Ok, I tried this by changing the moles to M by dividing the moles by 2.40 liters, and subing into the Kc formula, but I did not get any of the choices listed for the multiple choice. What am I doing wrong?

You were right to change the mols to molarity by mol/2.4 = M.

H2 + I2 ==> 2HI
Set up an ICE chart.
initial:
(H2) = 0.714/2.4 =
(I2) = 0.984/2.4 =
(HI) = 0.886/2.4 =

Now do the reaction quotient =
(HI)^2/(H2)(I2) = (0.369)^2/(0.2975)(0.410) = about 1.1 or so which means at equilibrium the reaction will have gone to the right.

change:
(HI)= +2y
(H2) = -y
(I2)= -y

equilibrium:
(HI) = 0.369+2y
(H2) = 0.2975-y
(I2) = 0.41-y

Substitute equilibrium values into Keq and solve for y and add that back into the equilibrium set up to arrive at the final concns.

Well, it seems like you're having trouble finding the equilibrium concentrations of H2 and I2. Let's see if we can work our humorous magic to solve this problem!

First, we need to recall the equation for Kc, which includes the concentrations of the reactants and products. In this case, we have:

Kc = [HI]² / ([H2] x [I2])

Now, to find the equilibrium concentrations of H2 and I2, we need to assume that x mol of H2 and I2 react to produce 2x mol of HI. This means that the equilibrium concentration of HI will be (0.886 + 2x) M.

Now, if we look at the initial concentrations, we have 0.714 M of H2 and 0.984 M of I2.

Using the stoichiometry of the reaction, we know that x mol of H2 and I2 will react to form 2x mol of HI. Therefore, the equilibrium concentration of H2 will be (0.714 - x) M, and the equilibrium concentration of I2 will be (0.984 - x) M.

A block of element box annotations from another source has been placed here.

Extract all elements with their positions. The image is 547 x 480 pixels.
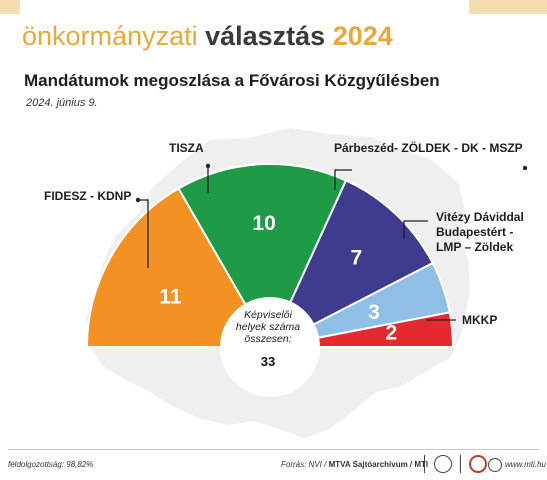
footer: feldolgozottság: 98,82% Forrás: NVI / MT… [0,449,547,480]
source-credit: Forrás: NVI / MTVA Sajtóarchívum / MTI [281,460,428,469]
leader-line-vitezy-daviddal-budapestert-lmp-zoldek [403,220,428,239]
seat-count-tisza: 10 [252,212,275,235]
website-url: www.mti.hu [505,460,546,469]
footer-rule [8,449,539,450]
turnout-note: feldolgozottság: 98,82% [8,460,94,469]
source-bold: MTVA Sajtóarchívum / MTI [328,460,429,469]
banner-title-year: 2024 [332,21,393,51]
party-label-fidesz-kdnp: FIDESZ - KDNP [44,189,131,203]
total-seats: 33 [261,354,275,369]
footer-separator [424,455,425,473]
party-label-mkkp: MKKP [462,313,497,327]
chart-date: 2024. június 9. [26,97,98,109]
seat-count-fidesz-kdnp: 11 [159,286,182,309]
leader-line-fidesz-kdnp [140,199,149,268]
leader-dot-fidesz-kdnp [135,197,141,203]
seat-count-vitezy-daviddal-budapestert-lmp-zoldek: 3 [368,301,380,324]
seat-count-parbeszed-zoldek-dk-mszp: 7 [350,247,362,270]
source-prefix: Forrás: NVI / [281,460,327,469]
banner-title-light: önkormányzati [22,21,198,51]
seat-chart: 11 FIDESZ - KDNP 10 TISZA 7 Párbeszéd- ZÖLDEK… [44,128,528,438]
center-caption: Képviselői helyek száma összesen: [236,309,300,345]
leader-dot-tisza [205,163,211,169]
chart-headline: Mandátumok megoszlása a Fővárosi Közgyűl… [24,71,440,90]
party-label-vitezy-daviddal-budapestert-lmp-zoldek: Vitézy Dáviddal Budapestért -LMP – Zöldek [436,210,524,254]
mti-mark-icon [488,458,502,472]
banner-title-bold: választás [205,21,326,51]
party-label-tisza: TISZA [169,141,204,155]
mti-logo-icon [469,455,487,473]
banner: önkormányzati választás 2024 [0,0,547,63]
footer-separator [460,455,461,473]
slice-tisza [177,162,348,350]
banner-corner-left [0,0,20,14]
banner-corner-right [469,0,547,14]
leader-line-parbeszed-zoldek-dk-mszp [334,169,352,190]
slice-fidesz-kdnp [85,187,272,348]
center-hole [220,297,320,397]
leader-dot-parbeszed-zoldek-dk-mszp [522,165,528,171]
banner-title: önkormányzati választás 2024 [22,20,393,52]
mtva-logo-icon [434,455,452,473]
seat-count-mkkp: 2 [386,321,398,344]
slice-parbeszed-zoldek-dk-mszp [267,179,435,350]
party-label-parbeszed-zoldek-dk-mszp: Párbeszéd- ZÖLDEK - DK - MSZP [334,140,523,155]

Now, let's plug these values into the equilibrium expression for Kc:

Kc = [(0.886 + 2x)²] / ([(0.714 - x)] x [(0.984 - x)])

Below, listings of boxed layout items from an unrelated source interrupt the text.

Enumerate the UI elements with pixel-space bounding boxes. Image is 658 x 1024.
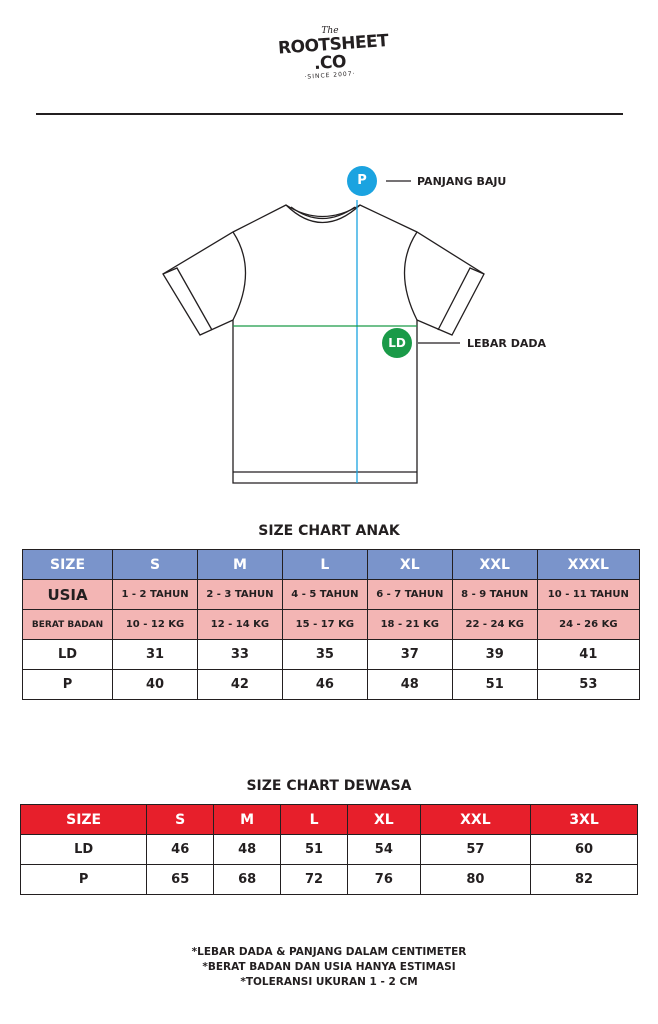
table-cell: 2 - 3 TAHUN <box>196 579 283 610</box>
divider <box>36 113 623 115</box>
dewasa-title: SIZE CHART DEWASA <box>246 778 412 794</box>
table-cell: 39 <box>451 639 538 670</box>
table-cell: L <box>280 804 349 835</box>
table-row-p: P 65 68 72 76 80 82 <box>19 864 638 895</box>
table-cell: 33 <box>196 639 283 670</box>
table-cell: 51 <box>280 834 349 865</box>
table-cell: 31 <box>112 639 198 670</box>
p-badge <box>347 166 377 196</box>
note: *BERAT BADAN DAN USIA HANYA ESTIMASI <box>202 961 456 973</box>
table-cell: 80 <box>419 864 532 895</box>
table-cell: 76 <box>347 864 421 895</box>
p-label: PANJANG BAJU <box>417 175 507 188</box>
ld-badge <box>382 328 412 358</box>
row-header: BERAT BADAN <box>21 609 114 640</box>
table-cell: 6 - 7 TAHUN <box>366 579 453 610</box>
table-cell: 82 <box>530 864 638 895</box>
table-cell: 3XL <box>530 804 638 835</box>
table-cell: 15 - 17 KG <box>281 609 368 640</box>
table-row-ld: LD 46 48 51 54 57 60 <box>19 834 638 865</box>
table-cell: 4 - 5 TAHUN <box>281 579 368 610</box>
notes: *LEBAR DADA & PANJANG DALAM CENTIMETER *… <box>0 945 658 990</box>
table-cell: XXL <box>419 804 532 835</box>
table-cell: XXXL <box>536 549 641 580</box>
p-badge-text: P <box>357 173 367 188</box>
row-header: P <box>19 864 148 895</box>
table-cell: 46 <box>281 669 368 700</box>
table-cell: 10 - 11 TAHUN <box>536 579 641 610</box>
row-header: USIA <box>21 579 114 610</box>
size-chart-anak: SIZE S M L XL XXL XXXL USIA 1 - 2 TAHUN 2 - 3 TAH… <box>21 549 641 700</box>
table-cell: S <box>146 804 215 835</box>
table-cell: M <box>196 549 283 580</box>
table-cell: M <box>213 804 282 835</box>
row-header: SIZE <box>19 804 148 835</box>
table-row-usia: USIA 1 - 2 TAHUN 2 - 3 TAHUN 4 - 5 TAHUN 6 -… <box>21 579 641 610</box>
row-header: LD <box>21 639 114 670</box>
note: *LEBAR DADA & PANJANG DALAM CENTIMETER <box>191 946 467 958</box>
table-cell: 1 - 2 TAHUN <box>112 579 198 610</box>
tshirt-diagram <box>162 166 485 484</box>
table-cell: XXL <box>451 549 538 580</box>
table-cell: 35 <box>281 639 368 670</box>
ld-label: LEBAR DADA <box>467 337 547 350</box>
row-header: SIZE <box>21 549 114 580</box>
table-cell: 46 <box>146 834 215 865</box>
table-cell: 37 <box>366 639 453 670</box>
table-cell: 12 - 14 KG <box>196 609 283 640</box>
anak-title: SIZE CHART ANAK <box>258 523 400 539</box>
table-cell: 57 <box>419 834 532 865</box>
table-row-p: P 40 42 46 48 51 53 <box>21 669 641 700</box>
table-cell: 54 <box>347 834 421 865</box>
table-cell: 72 <box>280 864 349 895</box>
table-cell: 60 <box>530 834 638 865</box>
size-chart-dewasa: SIZE S M L XL XXL 3XL LD 46 48 51 54 57 60 P 65 68 72 76 80… <box>19 804 638 895</box>
row-header: P <box>21 669 114 700</box>
table-cell: 40 <box>112 669 198 700</box>
table-row-ld: LD 31 33 35 37 39 41 <box>21 639 641 670</box>
table-row-header: SIZE S M L XL XXL XXXL <box>21 549 641 580</box>
table-cell: 48 <box>366 669 453 700</box>
table-cell: 8 - 9 TAHUN <box>451 579 538 610</box>
table-cell: 18 - 21 KG <box>366 609 453 640</box>
table-cell: 48 <box>213 834 282 865</box>
ld-badge-text: LD <box>388 336 406 350</box>
table-cell: XL <box>366 549 453 580</box>
table-row-berat: BERAT BADAN 10 - 12 KG 12 - 14 KG 15 - 17 K… <box>21 609 641 640</box>
table-cell: 41 <box>536 639 641 670</box>
table-cell: 22 - 24 KG <box>451 609 538 640</box>
table-cell: 10 - 12 KG <box>112 609 198 640</box>
table-row-header: SIZE S M L XL XXL 3XL <box>19 804 638 835</box>
table-cell: 68 <box>213 864 282 895</box>
table-cell: 53 <box>536 669 641 700</box>
table-cell: 42 <box>196 669 283 700</box>
logo: The ROOTSHEET .CO ·SINCE 2007· <box>277 26 389 81</box>
note: *TOLERANSI UKURAN 1 - 2 CM <box>240 976 418 988</box>
table-cell: 65 <box>146 864 215 895</box>
table-cell: 24 - 26 KG <box>536 609 641 640</box>
table-cell: XL <box>347 804 421 835</box>
table-cell: 51 <box>451 669 538 700</box>
logo-the: The <box>321 26 339 36</box>
row-header: LD <box>19 834 148 865</box>
table-cell: S <box>112 549 198 580</box>
table-cell: L <box>281 549 368 580</box>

Solving this equation will give you the value of x, which represents the change in moles of H2 and I2 at equilibrium. Once you find x, you can substitute it back into the expressions for the equilibrium concentrations of H2 and I2 to get your final answers.

Remember, chemistry problems can sometimes feel like a circus, but with a little humor and perseverance, you'll be able to solve them!

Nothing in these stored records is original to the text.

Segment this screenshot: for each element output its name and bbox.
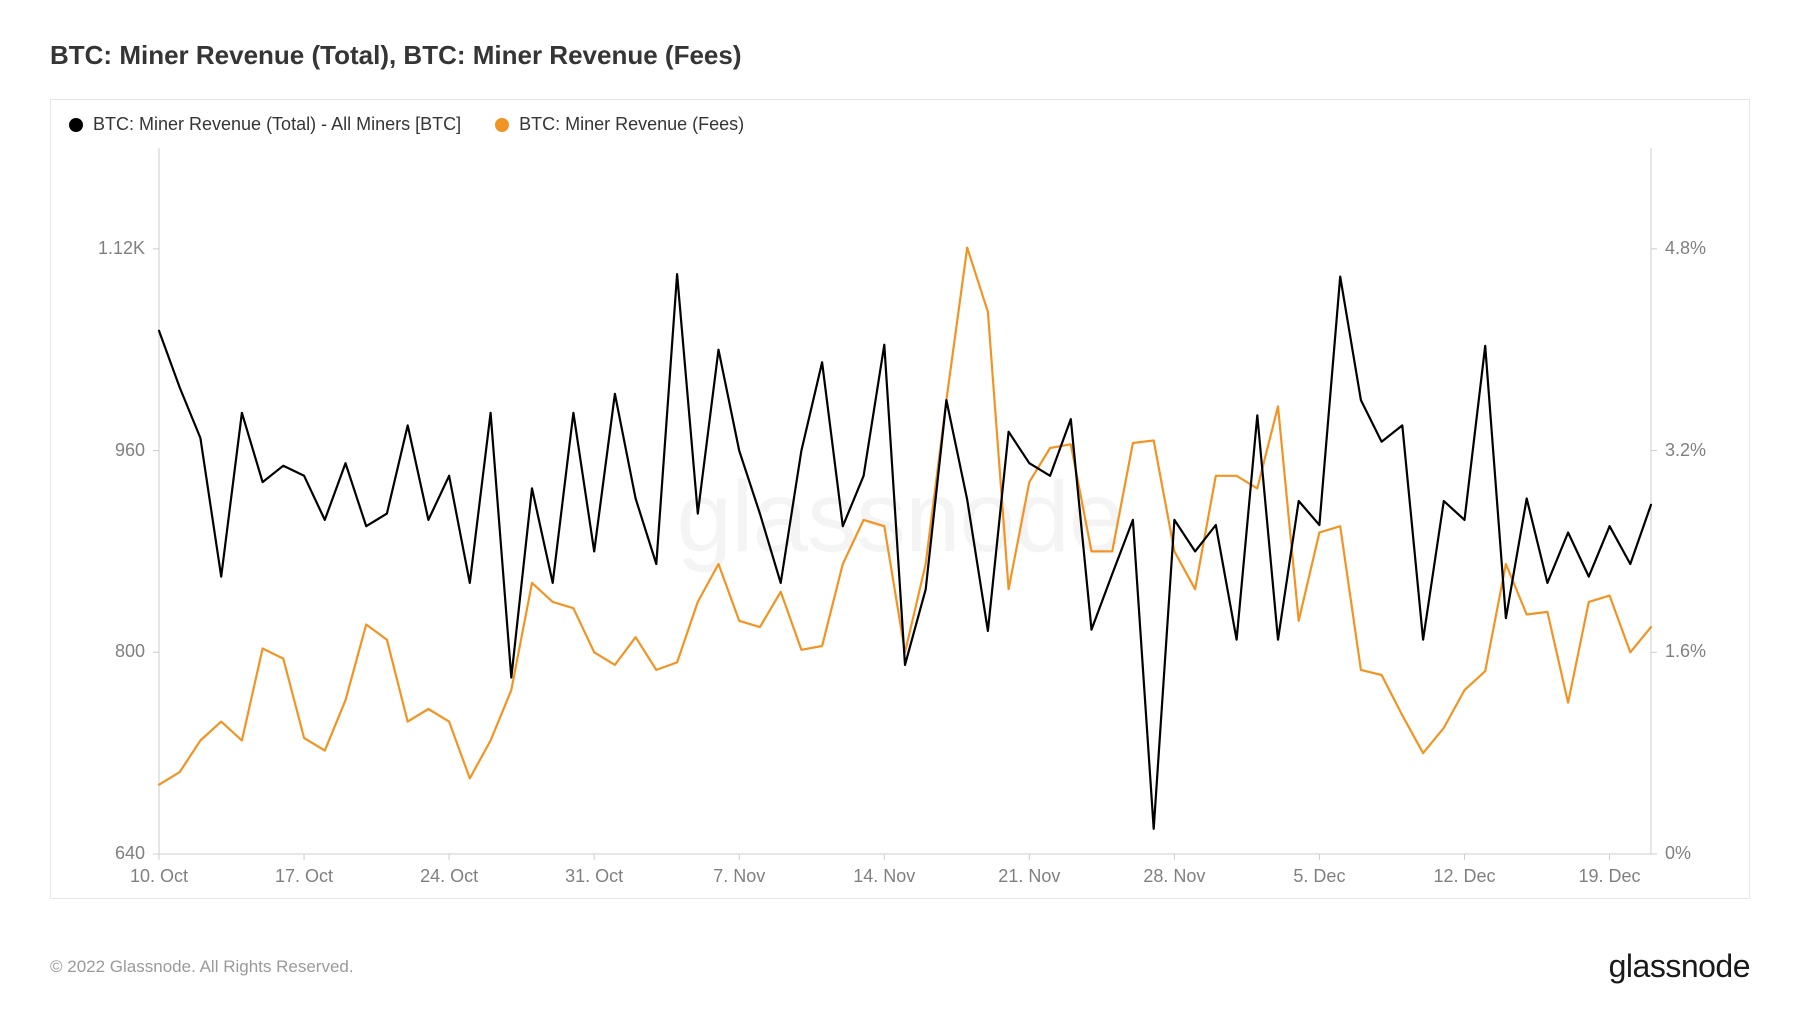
legend-swatch-fees [495, 118, 509, 132]
legend-swatch-total [69, 118, 83, 132]
x-label: 19. Dec [1579, 866, 1641, 887]
y-right-label: 3.2% [1665, 440, 1706, 461]
y-left-label: 960 [69, 440, 145, 461]
y-left-label: 800 [69, 641, 145, 662]
brand-logo: glassnode [1609, 948, 1750, 985]
y-right-label: 4.8% [1665, 238, 1706, 259]
plot-area: glassnode 6408009601.12K0%1.6%3.2%4.8%10… [69, 148, 1731, 898]
y-left-label: 1.12K [69, 238, 145, 259]
x-label: 31. Oct [565, 866, 623, 887]
x-label: 21. Nov [998, 866, 1060, 887]
legend: BTC: Miner Revenue (Total) - All Miners … [69, 114, 1731, 135]
y-left-label: 640 [69, 843, 145, 864]
x-label: 24. Oct [420, 866, 478, 887]
x-label: 10. Oct [130, 866, 188, 887]
x-label: 17. Oct [275, 866, 333, 887]
y-right-label: 1.6% [1665, 641, 1706, 662]
chart-svg [69, 148, 1731, 898]
chart-title: BTC: Miner Revenue (Total), BTC: Miner R… [50, 40, 1750, 71]
chart-frame: BTC: Miner Revenue (Total) - All Miners … [50, 99, 1750, 899]
x-label: 12. Dec [1433, 866, 1495, 887]
x-label: 14. Nov [853, 866, 915, 887]
legend-item-fees: BTC: Miner Revenue (Fees) [495, 114, 744, 135]
legend-label-total: BTC: Miner Revenue (Total) - All Miners … [93, 114, 461, 135]
footer: © 2022 Glassnode. All Rights Reserved. g… [50, 948, 1750, 985]
legend-label-fees: BTC: Miner Revenue (Fees) [519, 114, 744, 135]
legend-item-total: BTC: Miner Revenue (Total) - All Miners … [69, 114, 461, 135]
x-label: 28. Nov [1143, 866, 1205, 887]
copyright-text: © 2022 Glassnode. All Rights Reserved. [50, 957, 354, 977]
y-right-label: 0% [1665, 843, 1691, 864]
x-label: 5. Dec [1293, 866, 1345, 887]
x-label: 7. Nov [713, 866, 765, 887]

To find the equilibrium concentrations of H2 and I2, we can use the concept of the equilibrium constant (Kc) along with the given initial amounts of the reactants and products.

First, let's convert the initial moles of H2, I2, and HI into molar concentrations (M) by dividing them by the volume of the vessel (2.40 L):

[H2] = 0.714 moles / 2.40 L
[I2] = 0.984 moles / 2.40 L
[HI] = 0.886 moles / 2.40 L

Next, let's substitute these concentrations into the expression for Kc:

Kc = [HI]^2 / ([H2] * [I2])

Now, let's rearrange the equation to solve for the equilibrium concentrations of H2 and I2:

[HI]^2 = Kc * [H2] * [I2]

The square root of the right side of this equation will give us the concentration of HI at equilibrium. Since we know the initial concentration of HI is 0.886 moles / 2.40 L, we can solve for [H2] and [I2]:

[H2] = [HI]^(1/2) * ([I2] / (Kc * [HI]))

[I2] = [HI]^(1/2) * ([H2] / (Kc * [HI]))

Substituting the given values:

[H2] = (0.886 moles / 2.40 L)^(1/2) * (0.984 moles / 2.40 L) / (54.3 * 0.886 moles / 2.40 L)
[I2] = (0.886 moles / 2.40 L)^(1/2) * (0.714 moles / 2.40 L) / (54.3 * 0.886 moles / 2.40 L)

Evaluating these expressions will give you the equilibrium concentrations of H2 and I2.